May 10, 2006

Ne Hospes Plane Veniam

Quare, etsi, cum tu haec leges, ego iam annuum munus confecero, tamen obvisae mihi velim sint tuae litterae, quae me erudiant de omni re publica, ne hospes plane veniam. Hoc melius quam tu facere nemo potest....

Why, by the time you read this, I will have already finished my years duty, however I want your letters to be accessible to me, that they might inform me of all public things, that I might not come, clearly a guest. No one can do this better than you.

We spent all hour today translating a short passage of five lines. "Home" The City, Cicero. At his wit's end, our teacher made a decision. We'd work through it as best we could, with the harder words, the one's he didn't know, circled; with helpful hints below, with certain passages underlined and rephrased for breaking so many rules it was hard to expect us to keep them straight.

Fourth Years, now, and we don't feel like it. I'm ten times as confident a German speaker in my first year, and I'm rapidly approaching a similar reading level. My vocabulary is, admittedly, at a decent level, but all we read is scholars and poets, and they use words that render all of our knowlege to nothing. They eschew all the words one has already learned, each poet, we learn, having his own vocabulary suited to his needs. We learn that in any decent Latin dictionary, they will tell you who uses each word, and how often. It's quite a common word that gets used by more than 2 or 3 people more than so many times. Something like one of the forms of "and" might aspire to this achievement, but none others. Then it is that when you look up a word, there are a thousand translations to choose from. A passage originally translated (with confusion) as "Atrocious Blind Origin" turns out to mean, "From light beginnings, a savage murder arose."

So now these hints, and lines written out in proper word order, because only the Romans could keep straight 7 cases (Nominative, Vocative, Genitive, Dative, Accusative, Ablative, and Locative) * 5 declensions * 3 genders for a total of 105 hardly unique but utterly patternless noun endings and make sense of sentances in their original, convoluted order. So where hoc melius quam tu facere nemo potest was written, pencilled in above is nemo potest hoc facere quam tu.

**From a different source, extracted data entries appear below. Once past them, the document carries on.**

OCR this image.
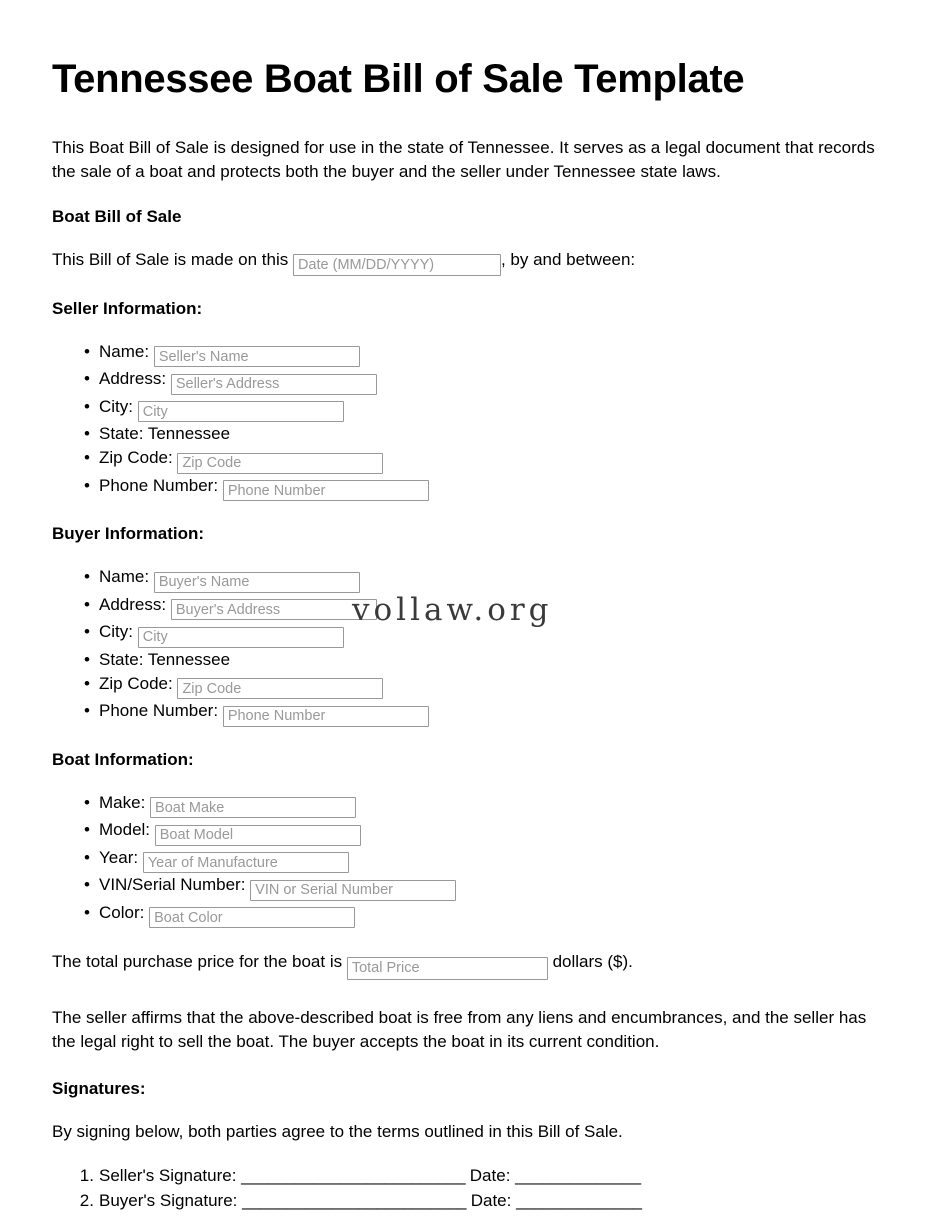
Tennessee Boat Bill of Sale Template

This Boat Bill of Sale is designed for use in the state of Tennessee. It serves as a legal document that records the sale of a boat and protects both the buyer and the seller under Tennessee state laws.

Boat Bill of Sale

This Bill of Sale is made on this Date (MM/DD/YYYY)	, by and between:

Seller Information:
• Name: Seller's Name
• Address: Seller's Address
• City: City
• State: Tennessee
• Zip Code: Zip Code
• Phone Number: Phone Number
Buyer Information:
• Name: Buyer's Name
• Address: Buyer's Address
• City: City
• State: Tennessee
• Zip Code: Zip Code
• Phone Number: Phone Number
Boat Information:
• Make: Boat Make
• Model: Boat Model
• Year: Year of Manufacture
• VIN/Serial Number: VIN or Serial Number
• Color: Boat Color

The total purchase price for the boat is Total Price	dollars ($).

The seller affirms that the above-described boat is free from any liens and encumbrances, and the seller has the legal right to sell the boat. The buyer accepts the boat in its current condition.

Signatures:

By signing below, both parties agree to the terms outlined in this Bill of Sale.

Seller's Signature: _________________________ Date: ______________
Buyer's Signature: _________________________ Date: ______________
vollaw.org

The nasty peice of work turns out to mean (quite obviously in the reworked version), No one can do this better than you. Thanks for the subliminal encouragement, Cicero. But really. I don't want to need hints to read a language I'm supposed to be becoming proficient in. But I do, and it kills me.

"Sed Quamobrem!?" I want to ask. But I dare not. They will guess what I have said, and fail, and it will hurt worse than not saying anything in this language at all. So instead I say, "But Why? What can the purpose be of putting the sentance on it's head like this?"

And so the teacher tries to explain, or maybe tries to understand, but he fails at one if not the other as he tries to say that it makes the line more interesting, that in one word at the beginning he connects to the sentance before, that the compliment must come afterwards, and everything else flops down, exhausted, at the end. It makes a compelling story, but I almost have to wonder if it's not just an excuse.

Maybe I'm stupid, maybe we're all stupid and that's why we fail. Maybe I was wrong, maybe I didn't see, for a moment, that searching look in the teachers eyes as he tries to make sense of it all for one of us. Was he searching? Was he searching for a student to understand? Or for himself? For how he got into all of this, and where he lost the way?

Ne Hospes Plane Veniam... But we are all guests, even the guide.

1 comment:

The Audball said...

This comment has nothing much to do with this particular post, really, but I just wanted to say that as a high school sophmore in America I really like your blog, it reminds me of so much stuff in my own life. Especially becuase language class (which for me is Spanish) is driving me absolutely crazy right now.